Но Баба не слушал меня. Он закрыл глаза.
— Баба, — спросил я его, — ты правда не веришь в бога?
— А чего ради я должен верить в него? Я считаю религию вздором.
— Но как ты тогда объяснишь, что один живет, а другой…
— Медицина и биология давным-давно ответили на твой вопрос. А также химия. Ты живешь потому, что существуют определенные материальные условия. Потом материя преобразуется, и ты перестаешь жить.
— И все это тебя не ужасает?
— Нисколько. Почему бы мне ужасаться?
Его позвали домой. Баба ушел, шаркая ногами, оставив меня наедине с фьяской. Я бродил в чахлой тени олив. Огромная тяжесть сдавила мне грудь. Я лег на спину. Мне казалось, что лежа мне будет не так тяжело. Я всегда поступал так, испытывая физическую боль. Мне было не только тяжело, но и больно. Я закрыл глаза. Я говорил сам с собой. Каждое слово отдавалось внутри меня мучительной болью. «Боже мой! Боже мой!» — восклицал я. Если бы я мог заплакать. Если бы я мог заснуть.
Я повернулся и увидел лицо склонившегося надо мной Баба.

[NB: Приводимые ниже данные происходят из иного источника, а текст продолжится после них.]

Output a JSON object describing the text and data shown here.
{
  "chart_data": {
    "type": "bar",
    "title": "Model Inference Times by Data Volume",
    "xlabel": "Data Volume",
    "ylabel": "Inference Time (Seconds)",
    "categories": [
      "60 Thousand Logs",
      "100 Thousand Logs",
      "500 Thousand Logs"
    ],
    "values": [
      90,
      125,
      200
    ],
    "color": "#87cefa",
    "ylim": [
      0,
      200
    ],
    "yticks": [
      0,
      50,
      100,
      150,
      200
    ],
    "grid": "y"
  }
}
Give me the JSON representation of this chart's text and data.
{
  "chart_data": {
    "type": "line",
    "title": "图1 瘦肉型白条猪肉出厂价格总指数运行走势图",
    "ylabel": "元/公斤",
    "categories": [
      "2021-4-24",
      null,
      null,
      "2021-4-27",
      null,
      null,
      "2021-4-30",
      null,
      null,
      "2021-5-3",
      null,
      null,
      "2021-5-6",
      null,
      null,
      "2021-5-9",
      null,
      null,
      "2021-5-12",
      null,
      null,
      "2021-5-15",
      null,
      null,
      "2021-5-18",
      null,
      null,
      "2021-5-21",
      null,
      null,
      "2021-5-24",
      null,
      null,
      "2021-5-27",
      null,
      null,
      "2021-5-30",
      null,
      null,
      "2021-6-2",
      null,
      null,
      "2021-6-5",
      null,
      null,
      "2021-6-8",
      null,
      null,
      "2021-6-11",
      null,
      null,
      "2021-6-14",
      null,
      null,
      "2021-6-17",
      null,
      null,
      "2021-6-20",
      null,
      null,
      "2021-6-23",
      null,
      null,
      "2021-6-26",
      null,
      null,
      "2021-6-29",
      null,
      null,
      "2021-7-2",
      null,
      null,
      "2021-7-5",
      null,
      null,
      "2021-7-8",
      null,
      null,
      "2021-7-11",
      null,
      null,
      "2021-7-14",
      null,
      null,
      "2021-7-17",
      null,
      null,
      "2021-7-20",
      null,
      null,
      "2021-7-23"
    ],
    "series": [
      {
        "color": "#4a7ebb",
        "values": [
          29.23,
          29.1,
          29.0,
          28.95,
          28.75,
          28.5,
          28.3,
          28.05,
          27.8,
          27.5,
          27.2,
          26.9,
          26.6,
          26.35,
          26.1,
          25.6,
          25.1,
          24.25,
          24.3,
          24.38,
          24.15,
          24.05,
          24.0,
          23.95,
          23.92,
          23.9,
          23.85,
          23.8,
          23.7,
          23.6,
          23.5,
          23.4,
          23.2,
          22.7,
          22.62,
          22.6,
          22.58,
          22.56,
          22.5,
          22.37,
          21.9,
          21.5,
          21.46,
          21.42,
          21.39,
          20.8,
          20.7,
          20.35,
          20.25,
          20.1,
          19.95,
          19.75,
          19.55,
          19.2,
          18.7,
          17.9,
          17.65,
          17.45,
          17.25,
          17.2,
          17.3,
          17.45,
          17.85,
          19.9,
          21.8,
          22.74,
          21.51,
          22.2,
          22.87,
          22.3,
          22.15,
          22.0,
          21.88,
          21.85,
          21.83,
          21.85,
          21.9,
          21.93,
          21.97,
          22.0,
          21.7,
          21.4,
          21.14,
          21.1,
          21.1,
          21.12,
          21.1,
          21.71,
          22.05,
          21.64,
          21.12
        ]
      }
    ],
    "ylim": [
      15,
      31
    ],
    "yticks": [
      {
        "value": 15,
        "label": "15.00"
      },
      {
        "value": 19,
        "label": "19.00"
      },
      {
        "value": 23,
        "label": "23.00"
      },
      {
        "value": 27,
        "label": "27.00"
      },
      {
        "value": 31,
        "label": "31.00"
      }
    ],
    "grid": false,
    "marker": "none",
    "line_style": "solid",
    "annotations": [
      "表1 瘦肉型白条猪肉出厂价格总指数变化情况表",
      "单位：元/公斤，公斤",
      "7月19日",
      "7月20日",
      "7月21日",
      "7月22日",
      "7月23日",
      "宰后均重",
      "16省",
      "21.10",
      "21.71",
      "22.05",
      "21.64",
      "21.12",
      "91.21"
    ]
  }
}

— Тебе плохо? — спрашивал он.
Я ответил, что нет. Я встал и сказал ему, что решил идти в партизаны.
— Пошли домой, — сказал Баба. — Забирай фьяску, и идем. Мне прислали колбасы для партизан. Ночью я ее переправлю. А что, если нам начать эту колбасу? Ведь теперь ты тоже партизан.
Мы начали колбасу. Мы ели, пили и курили. «Вот это — жизнь! — думал я. — Поел, выпил, покурил, а ночью ушел к партизанам!» Раз десять я спрашивал у Баба, кто будет моим проводником и какой дорогою мы пойдем. Мы шутили, и я дошел до того, что хлопал его по плечу.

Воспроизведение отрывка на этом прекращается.